Quanto mais avançamos, mais os requisitos para trabalhar aumentam, em quantidade e qualidade, e a participação em massa é necessária. Portanto, hoje toda a humanidade está entrando num nível único; muitas pessoas sentem o vazio da vida, o qual só pode ser preenchido pela busca pelo Criador.

Por esta razão, a pessoa perde o gosto na vida; isso é algo que é projetado para empurrá-la para a descoberta do Poder Superior. Ela só encontrará a plenitude se descobrir a fonte da vida que a criou e brincar de “esconde-esconde” com ela.

Sucot é uma festa especial.

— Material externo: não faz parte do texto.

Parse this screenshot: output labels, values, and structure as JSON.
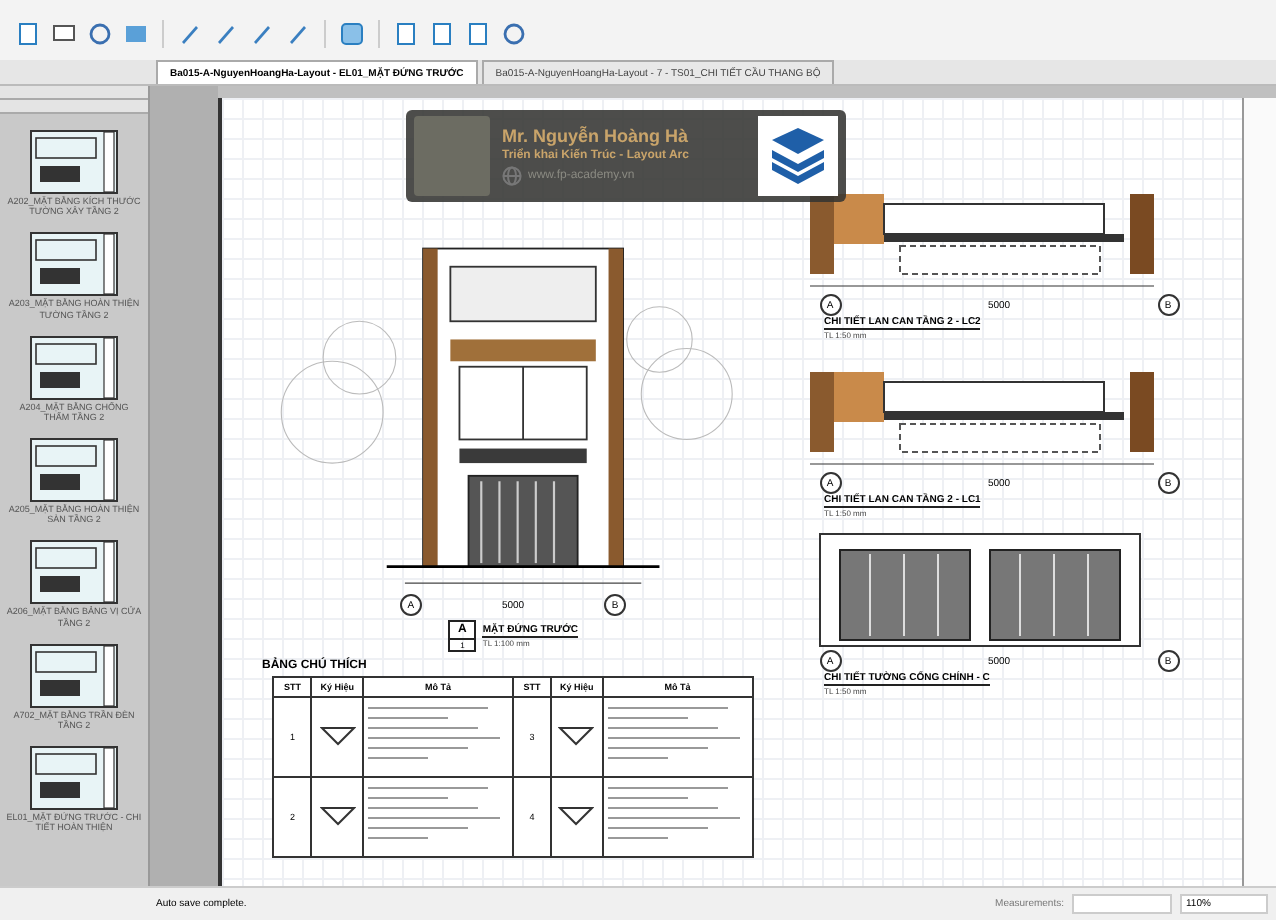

É o momento em que todos os que estão procurando o Criador já começam a sentir as ondas quentes, o abraço que vem Dele, e essa é uma sensação maravilhosa. Como num jogo de “está quente ou está frio”, ao chegar perto do lugar onde o objeto está escondido, nós também dizemos: “Quente, quente, muito quente!”

Sucot é um momento especial, mesmo para aquelas pessoas que ainda não estão incluídas na busca pela força superior, mas que já sentem um pouco o que está faltando. Se durante os feriados elas ao menos se juntarem a nós de alguma forma, participando de círculos de discussão, elas sentirão que um sentimento muito original de inspiração e elevação de espírito está presente, que envolve todas as pessoas.

Nós esperamos que, juntos, comecemos a sentir este calor e descoberta!